Interview Pluralisme Doctrine Orient Moines Hospitalité Chance

L'enjeu majeur

SM: Vous êtes moine et vous êtes très engagé dans la rencontre avec les autres traditions religieuses, celles de l'Orient notamment. Est-ce pour vous une conviction ou une disposition organique découlant de la tradition spirituelle à laquelle vous appartenez ?

PdB: Ce qui est vrai est que les bénédictins de tout temps ont toujours été très respectueux des autres cultures. C'est quand même important à noter que tous les écrits des païens grecs et latins ont été transmis à la postérité par des moines qui les ont recopiés et conservés pour les sauver des invasions barbares et arabes au Moyen âge, témoignant par-là, une certaine hospitalité, un respect vis-à-vis de toute valeur humaine, indépendamment de son appartenance religieuse.

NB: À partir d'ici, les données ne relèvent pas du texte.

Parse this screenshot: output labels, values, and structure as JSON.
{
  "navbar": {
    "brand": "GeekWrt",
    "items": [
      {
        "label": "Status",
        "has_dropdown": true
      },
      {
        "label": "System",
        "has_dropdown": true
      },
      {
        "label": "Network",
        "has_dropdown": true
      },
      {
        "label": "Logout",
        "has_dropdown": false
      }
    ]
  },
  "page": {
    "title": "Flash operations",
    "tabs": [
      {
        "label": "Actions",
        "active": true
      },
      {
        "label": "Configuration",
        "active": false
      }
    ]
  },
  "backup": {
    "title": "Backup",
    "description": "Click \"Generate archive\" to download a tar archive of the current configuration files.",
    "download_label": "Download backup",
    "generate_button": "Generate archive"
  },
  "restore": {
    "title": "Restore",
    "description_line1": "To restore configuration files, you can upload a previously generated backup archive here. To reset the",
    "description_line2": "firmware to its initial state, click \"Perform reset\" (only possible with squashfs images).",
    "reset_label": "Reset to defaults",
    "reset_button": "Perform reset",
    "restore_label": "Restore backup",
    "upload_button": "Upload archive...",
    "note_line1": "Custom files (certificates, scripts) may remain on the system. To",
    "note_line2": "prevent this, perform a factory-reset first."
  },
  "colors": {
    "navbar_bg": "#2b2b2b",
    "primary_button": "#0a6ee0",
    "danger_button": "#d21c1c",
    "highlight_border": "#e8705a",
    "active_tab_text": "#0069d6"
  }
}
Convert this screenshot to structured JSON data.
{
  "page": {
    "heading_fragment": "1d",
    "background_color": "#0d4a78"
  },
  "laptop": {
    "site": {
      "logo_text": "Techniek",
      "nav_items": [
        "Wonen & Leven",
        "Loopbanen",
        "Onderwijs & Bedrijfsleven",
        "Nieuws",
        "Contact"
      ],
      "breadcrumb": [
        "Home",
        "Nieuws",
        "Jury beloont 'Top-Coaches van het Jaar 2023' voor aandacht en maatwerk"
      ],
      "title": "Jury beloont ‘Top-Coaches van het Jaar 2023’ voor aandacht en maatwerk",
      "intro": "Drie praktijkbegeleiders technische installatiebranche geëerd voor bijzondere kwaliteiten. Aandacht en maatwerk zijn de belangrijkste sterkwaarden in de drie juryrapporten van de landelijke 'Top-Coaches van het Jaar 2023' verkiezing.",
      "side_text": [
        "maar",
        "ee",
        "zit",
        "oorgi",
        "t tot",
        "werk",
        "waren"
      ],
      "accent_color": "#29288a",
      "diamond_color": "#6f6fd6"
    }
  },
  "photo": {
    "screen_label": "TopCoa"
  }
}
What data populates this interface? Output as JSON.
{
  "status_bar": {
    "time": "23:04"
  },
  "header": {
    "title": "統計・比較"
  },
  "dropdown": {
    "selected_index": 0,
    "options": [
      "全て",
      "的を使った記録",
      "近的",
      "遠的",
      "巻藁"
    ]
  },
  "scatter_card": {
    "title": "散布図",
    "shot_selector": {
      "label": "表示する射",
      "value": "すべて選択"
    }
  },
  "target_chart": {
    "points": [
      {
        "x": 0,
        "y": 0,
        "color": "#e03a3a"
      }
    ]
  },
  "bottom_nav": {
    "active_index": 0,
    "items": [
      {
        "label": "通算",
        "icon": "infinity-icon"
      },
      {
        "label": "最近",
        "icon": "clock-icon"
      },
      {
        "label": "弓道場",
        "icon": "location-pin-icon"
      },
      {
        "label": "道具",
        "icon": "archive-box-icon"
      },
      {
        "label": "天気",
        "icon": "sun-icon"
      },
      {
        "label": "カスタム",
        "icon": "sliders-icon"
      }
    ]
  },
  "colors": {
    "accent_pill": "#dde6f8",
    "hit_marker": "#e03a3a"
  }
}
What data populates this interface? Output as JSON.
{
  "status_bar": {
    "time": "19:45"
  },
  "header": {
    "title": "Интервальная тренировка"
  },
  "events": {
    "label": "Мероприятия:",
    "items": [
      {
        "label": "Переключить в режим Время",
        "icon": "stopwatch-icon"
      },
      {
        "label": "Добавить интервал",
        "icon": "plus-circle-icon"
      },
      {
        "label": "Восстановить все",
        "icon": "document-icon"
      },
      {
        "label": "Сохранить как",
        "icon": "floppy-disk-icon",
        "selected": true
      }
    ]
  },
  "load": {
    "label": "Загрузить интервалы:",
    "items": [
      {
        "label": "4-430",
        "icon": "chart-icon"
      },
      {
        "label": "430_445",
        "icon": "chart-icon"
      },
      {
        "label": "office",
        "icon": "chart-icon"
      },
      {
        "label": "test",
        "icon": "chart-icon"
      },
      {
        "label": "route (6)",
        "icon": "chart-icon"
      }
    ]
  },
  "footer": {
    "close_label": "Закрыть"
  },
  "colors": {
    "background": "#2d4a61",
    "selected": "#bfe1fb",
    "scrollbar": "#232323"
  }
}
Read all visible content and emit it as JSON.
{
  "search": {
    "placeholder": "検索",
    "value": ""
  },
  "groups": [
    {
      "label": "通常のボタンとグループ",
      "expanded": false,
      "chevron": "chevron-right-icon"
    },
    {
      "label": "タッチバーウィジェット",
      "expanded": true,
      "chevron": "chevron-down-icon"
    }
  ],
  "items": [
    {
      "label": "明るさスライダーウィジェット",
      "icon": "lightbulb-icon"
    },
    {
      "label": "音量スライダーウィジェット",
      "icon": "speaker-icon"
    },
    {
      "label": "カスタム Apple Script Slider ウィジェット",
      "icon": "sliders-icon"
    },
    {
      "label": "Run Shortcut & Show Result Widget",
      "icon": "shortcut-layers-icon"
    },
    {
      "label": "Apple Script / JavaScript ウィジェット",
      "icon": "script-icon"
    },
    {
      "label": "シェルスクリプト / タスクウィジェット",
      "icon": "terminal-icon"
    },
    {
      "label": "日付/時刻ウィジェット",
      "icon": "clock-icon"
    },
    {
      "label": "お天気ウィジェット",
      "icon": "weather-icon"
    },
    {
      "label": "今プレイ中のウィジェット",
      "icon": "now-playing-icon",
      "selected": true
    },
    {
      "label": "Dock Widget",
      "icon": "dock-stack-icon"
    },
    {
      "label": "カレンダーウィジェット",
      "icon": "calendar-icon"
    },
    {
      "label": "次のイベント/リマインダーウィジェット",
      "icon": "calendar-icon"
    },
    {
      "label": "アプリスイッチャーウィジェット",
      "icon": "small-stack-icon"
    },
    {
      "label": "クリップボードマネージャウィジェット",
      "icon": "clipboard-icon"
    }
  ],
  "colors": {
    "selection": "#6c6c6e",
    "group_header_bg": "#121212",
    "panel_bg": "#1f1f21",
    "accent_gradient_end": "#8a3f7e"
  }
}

Dès lors, étant moine bénédictin, je crois que c'est honorer ma vocation que de continuer dans cette perspective dans le domaine du dialogue interreligieux.

SM: Quel paraît être, selon vous, l'enjeu majeur dans la pratique du dialogue inter-religieux ?

PdB: L'enjeu, c'est qu'il ne faut pas perdre l'essentiel de notre vocation chrétienne. C'est peut-être une reconnaissance de la beauté des autres religions. C'est donc une attitude tout à fait nouvelle que de peut-être dépasser une certaine logique aristotélicienne du tiers-exclu: ce n'est pas parce que nous avons la vérité que personne d'autre ne l'a. Il y a de ce fait, plusieurs manières de se situer par rapport à la vérité. Dire que: " Jésus est le chemin, la vérité et la vie ", ne peut être exclusif. Car il n'est pas évident que tous ceux qui ne croient pas en lui sont immédiatement exclus du salut.

Par conséquent, l'enjeu majeur dans l'expérience de la rencontre avec les autres traditions religieuses c'est de se demander: comment faire que tout en restant totalement chrétien, on puisse être totalement respectueux des autres traditions religieuses que la sienne, sans que cela n'implique une perte de sa foi. Jadis, c'était l'un ou l'autre: on était chrétien et on méconnaissait les autres. Aujourd'hui, on est chrétien et on reconnaît avec admiration devant Dieu, qu'il y a beaucoup de beautés dans les autres traditions religieuses.